Thursday, May 30, 2013

Log Forwarding for Text Editors


Log forwarding replication or log-based replication is a technique used in databases to keep two different databases in sync with the same data. This is used for redundancy in the event of failure of one of the database machines and also to spread out work into a cluster.

I have no idea how Google Docs keeps the server up to date with the client window, but I would do it with log forwarding. I'm going to write a series of posts describing how to do this. First I'll start with the basic idea and then in later posts talk about how to handle failures and conflicts.

First a few definitions:
  1. The client is a program running on the local machine --the machine that the user is interacting with. The client handles all of the user interaction and communicates with the server.
  2. The server is a program running on the remote machine that is used to manage a central data repository.
  3. checkpoint is a physical copy of the data. In the case of a replicating the output of a text editor you can think of it as a text file on disk.
  4. redo log --or sometimes just a log-- is a set of instructions that start at a specific checkpoint and make modifications to the data. In editor language this sort of log is sometimes called an edit script. In the software field it is often called a patch.
  5. failure is when the hardware or software does not work as it is supposed to. This can include crashes or the network going down among other things.
  6. conflict is when two clients send updates for the same data to the server and neither update happens strictly before the other one.
In the simple case where there are no failures or conflicts, a client can update the server using the following method:
  1. When the user starts an editing session, he starts with a checkpoint called the current checkpoint. The checkpoint is the same on both the client and the server either because it is a new, empty file, or because it was copied using some reliable copy mechanism.
  2. As the user edits the file, the client constructs a redo log of his changes based on the current checkpoint. The redo log is streamed both to local storage and to the server at the same time.
  3. There is a special checkpoint instruction that can go in the log. At a checkpoint instruction, both the client and server will apply the preceding log to the current checkpoint to create a new checkpoint and the log will be truncated to just after the checkpoint instruction. Then these new checkpoints will become the current checkpoint on both the local and remote machines.
  4. Checkpoint instructions are issued when the user ends an editing session and possibly during the session if the redo log starts getting too large.
The point of this strategy is that you can keep replication going continuously with very little traffic. Most user editing is in small bits --much smaller than the size of the entire file-- so this requires less bandwidth than copying the entire file back to the server. That is particularly important on slow, unreliable networks like you often encounter in hotels and coffee shops.

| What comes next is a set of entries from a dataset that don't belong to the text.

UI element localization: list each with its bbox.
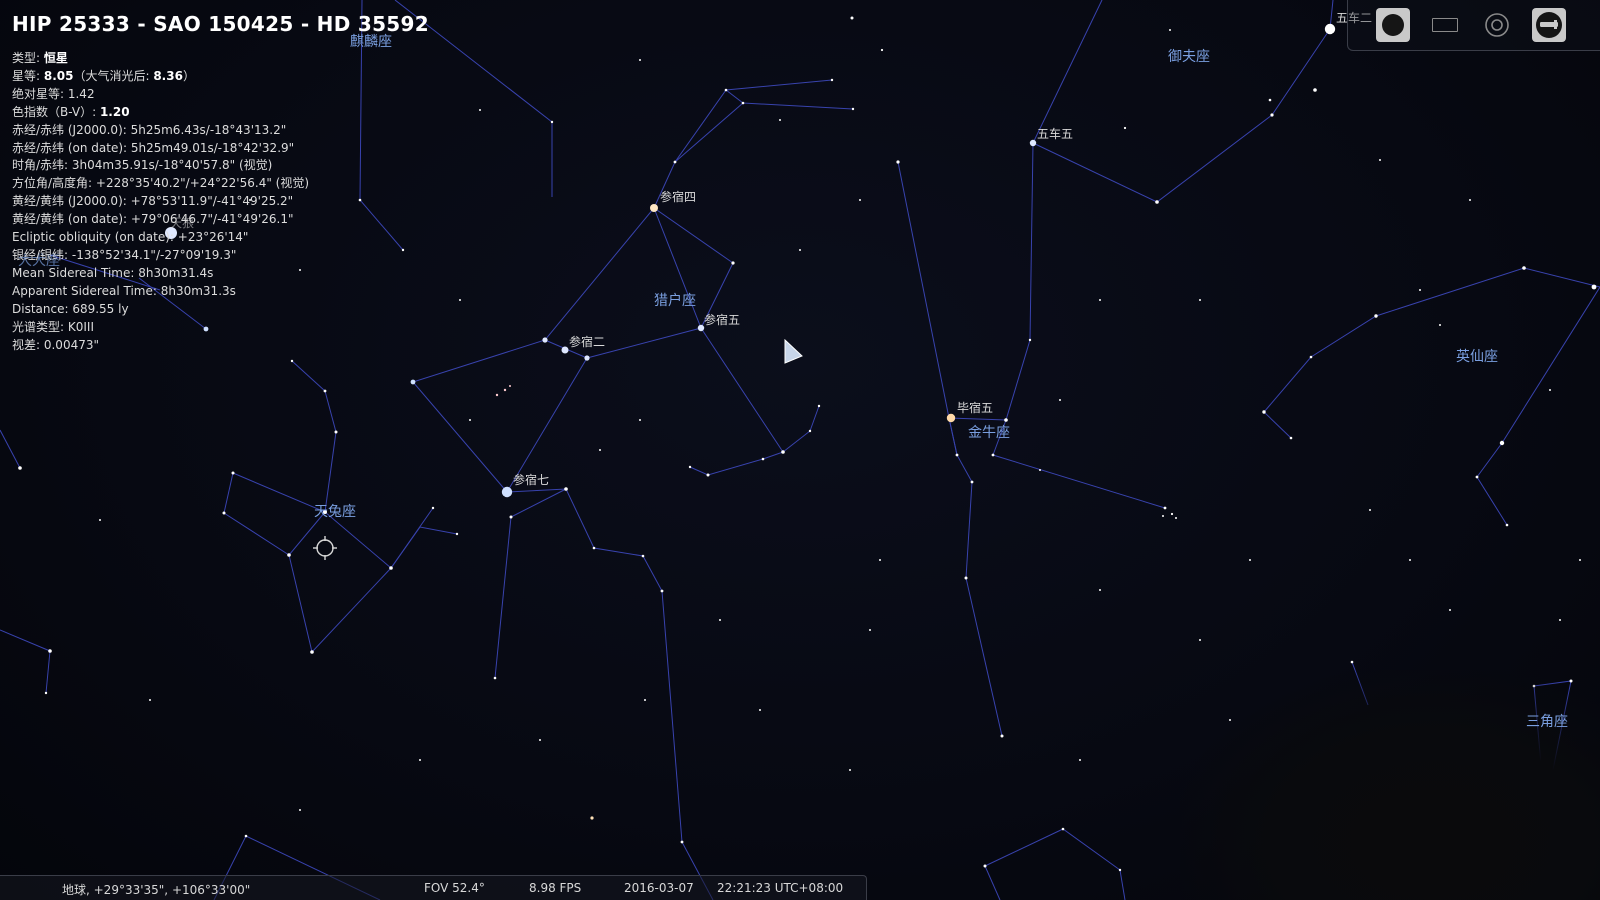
horizon-terrain xyxy=(1180,670,1600,900)
star-label-alnilam[interactable]: 参宿二 xyxy=(569,335,606,349)
constellation-label-orion[interactable]: 猎户座 xyxy=(654,293,696,309)
info-label: 方位角/高度角: xyxy=(12,176,96,191)
mouse-cursor-icon xyxy=(784,339,803,364)
star-label-aldebaran[interactable]: 毕宿五 xyxy=(957,401,994,415)
info-label: 赤经/赤纬 (J2000.0): xyxy=(12,122,131,137)
info-value: +79°06'46.7"/-41°49'26.1" xyxy=(130,212,294,227)
info-label: 星等: xyxy=(12,68,44,83)
info-label: Distance: xyxy=(12,301,73,316)
info-label: 视差: xyxy=(12,337,44,352)
info-value: 689.55 ly xyxy=(72,301,129,316)
full-disk-button[interactable] xyxy=(1376,8,1410,42)
info-row: 类型: 恒星 xyxy=(12,50,309,68)
info-value: 8h30m31.3s xyxy=(160,283,236,298)
info-extra-end: ） xyxy=(182,68,195,83)
info-extra: （大气消光后: xyxy=(73,68,154,83)
info-value: 3h04m35.91s/-18°40'57.8" (视觉) xyxy=(71,158,273,173)
object-title: HIP 25333 - SAO 150425 - HD 35592 xyxy=(12,12,429,36)
info-value: 0.00473" xyxy=(43,337,100,352)
info-extra-value: 8.36 xyxy=(153,68,183,83)
info-row: Apparent Sidereal Time: 8h30m31.3s xyxy=(12,283,309,301)
target-button[interactable] xyxy=(1480,8,1514,42)
info-label: Mean Sidereal Time: xyxy=(12,265,139,280)
constellation-label-auriga[interactable]: 御夫座 xyxy=(1168,49,1210,65)
status-bar: 地球, +29°33'35", +106°33'00" FOV 52.4° 8.… xyxy=(0,875,867,900)
info-row: 时角/赤纬: 3h04m35.91s/-18°40'57.8" (视觉) xyxy=(12,157,309,175)
fps-text: 8.98 FPS xyxy=(529,881,582,895)
info-value: 恒星 xyxy=(43,51,68,65)
info-row: Distance: 689.55 ly xyxy=(12,301,309,319)
info-row: 银经/银纬: -138°52'34.1"/-27°09'19.3" xyxy=(12,247,309,265)
time-text[interactable]: 22:21:23 UTC+08:00 xyxy=(717,881,844,895)
date-text[interactable]: 2016-03-07 xyxy=(624,881,694,895)
info-value: +78°53'11.9"/-41°49'25.2" xyxy=(130,194,294,209)
star-label-rigel[interactable]: 参宿七 xyxy=(513,473,550,487)
info-row: 方位角/高度角: +228°35'40.2"/+24°22'56.4" (视觉) xyxy=(12,175,309,193)
telescope-icon xyxy=(1536,12,1562,38)
info-row: 赤经/赤纬 (J2000.0): 5h25m6.43s/-18°43'13.2" xyxy=(12,122,309,140)
info-row: 光谱类型: K0III xyxy=(12,319,309,337)
info-row: 黄经/黄纬 (J2000.0): +78°53'11.9"/-41°49'25.… xyxy=(12,193,309,211)
info-row: Ecliptic obliquity (on date): +23°26'14" xyxy=(12,229,309,247)
info-label: 银经/银纬: xyxy=(12,247,72,262)
fov-text: FOV 52.4° xyxy=(424,881,485,895)
info-row: 视差: 0.00473" xyxy=(12,337,309,355)
info-value: 1.20 xyxy=(99,104,130,119)
info-label: 时角/赤纬: xyxy=(12,158,72,173)
info-label: 绝对星等: xyxy=(12,86,68,101)
info-row: 星等: 8.05（大气消光后: 8.36） xyxy=(12,68,309,86)
info-label: Apparent Sidereal Time: xyxy=(12,283,161,298)
info-row: 赤经/赤纬 (on date): 5h25m49.01s/-18°42'32.9… xyxy=(12,140,309,158)
constellation-label-canis-major[interactable]: 大犬座 xyxy=(18,253,60,269)
constellation-label-monoceros[interactable]: 麒麟座 xyxy=(350,34,392,50)
stars xyxy=(18,16,1597,872)
star-label-sirius[interactable]: 天狼 xyxy=(170,216,195,230)
info-row: 色指数（B-V）: 1.20 xyxy=(12,104,309,122)
star-label-elnath[interactable]: 五车五 xyxy=(1037,127,1074,141)
info-value: K0III xyxy=(67,319,94,334)
info-value: +23°26'14" xyxy=(177,230,249,245)
info-label: 光谱类型: xyxy=(12,319,68,334)
info-label: 类型: xyxy=(12,51,44,65)
info-value: 5h25m49.01s/-18°42'32.9" xyxy=(130,140,295,155)
telescope-button[interactable] xyxy=(1532,8,1566,42)
constellation-label-triangulum[interactable]: 三角座 xyxy=(1526,714,1568,730)
star-label-menkalinan[interactable]: 五车二 xyxy=(1336,11,1373,25)
info-value: +228°35'40.2"/+24°22'56.4" (视觉) xyxy=(95,176,310,191)
target-icon xyxy=(1485,13,1509,37)
info-label: 色指数（B-V）: xyxy=(12,104,100,119)
info-row: 绝对星等: 1.42 xyxy=(12,86,309,104)
full-disk-icon xyxy=(1382,14,1404,36)
constellation-label-perseus[interactable]: 英仙座 xyxy=(1456,349,1498,365)
constellation-label-lepus[interactable]: 天兔座 xyxy=(314,504,356,520)
info-row: 黄经/黄纬 (on date): +79°06'46.7"/-41°49'26.… xyxy=(12,211,309,229)
info-label: 黄经/黄纬 (J2000.0): xyxy=(12,194,131,209)
info-value: -138°52'34.1"/-27°09'19.3" xyxy=(71,247,237,262)
info-value: 1.42 xyxy=(67,86,95,101)
info-label: 黄经/黄纬 (on date): xyxy=(12,212,131,227)
selection-marker xyxy=(313,536,337,560)
info-value: 5h25m6.43s/-18°43'13.2" xyxy=(130,122,287,137)
rectangle-button[interactable] xyxy=(1428,8,1462,42)
star-label-betelgeuse[interactable]: 参宿四 xyxy=(660,190,697,204)
info-value: 8.05 xyxy=(43,68,74,83)
constellation-label-taurus[interactable]: 金牛座 xyxy=(968,425,1010,441)
top-right-toolbar xyxy=(1347,0,1600,51)
info-label: Ecliptic obliquity (on date): xyxy=(12,230,178,245)
info-value: 8h30m31.4s xyxy=(138,265,214,280)
star-label-bellatrix[interactable]: 参宿五 xyxy=(704,313,741,327)
info-row: Mean Sidereal Time: 8h30m31.4s xyxy=(12,265,309,283)
rectangle-icon xyxy=(1432,18,1458,32)
object-info-panel: 类型: 恒星 星等: 8.05（大气消光后: 8.36） 绝对星等: 1.42 色指数… xyxy=(12,50,309,354)
info-label: 赤经/赤纬 (on date): xyxy=(12,140,131,155)
location-text[interactable]: 地球, +29°33'35", +106°33'00" xyxy=(62,883,251,897)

In future posts, I'll discuss what to do about failures. In the case of arbitrary failures, there isn't really anything that can be done, so we will follow the usual custom of restricting our efforts to the case of a single failure. There is a good theoretical reason for this, namely that the probability that a failure occurs at any time is very small, so the possibility that two failures occur at the same time is very, very small.

There are three basic things that can fail: the client, the server, or the network, and there are several critical steps where one of these failures can happen:
  1. When the client first starts up
  2. When the user is editing a file
  3. When a checkpoint is created
Handling these potential failures will require us to send more data back and forth and will create more steps where failures can happen. Hopefully we will eventually reach a fix point where we can properly handle and recover from all single failures.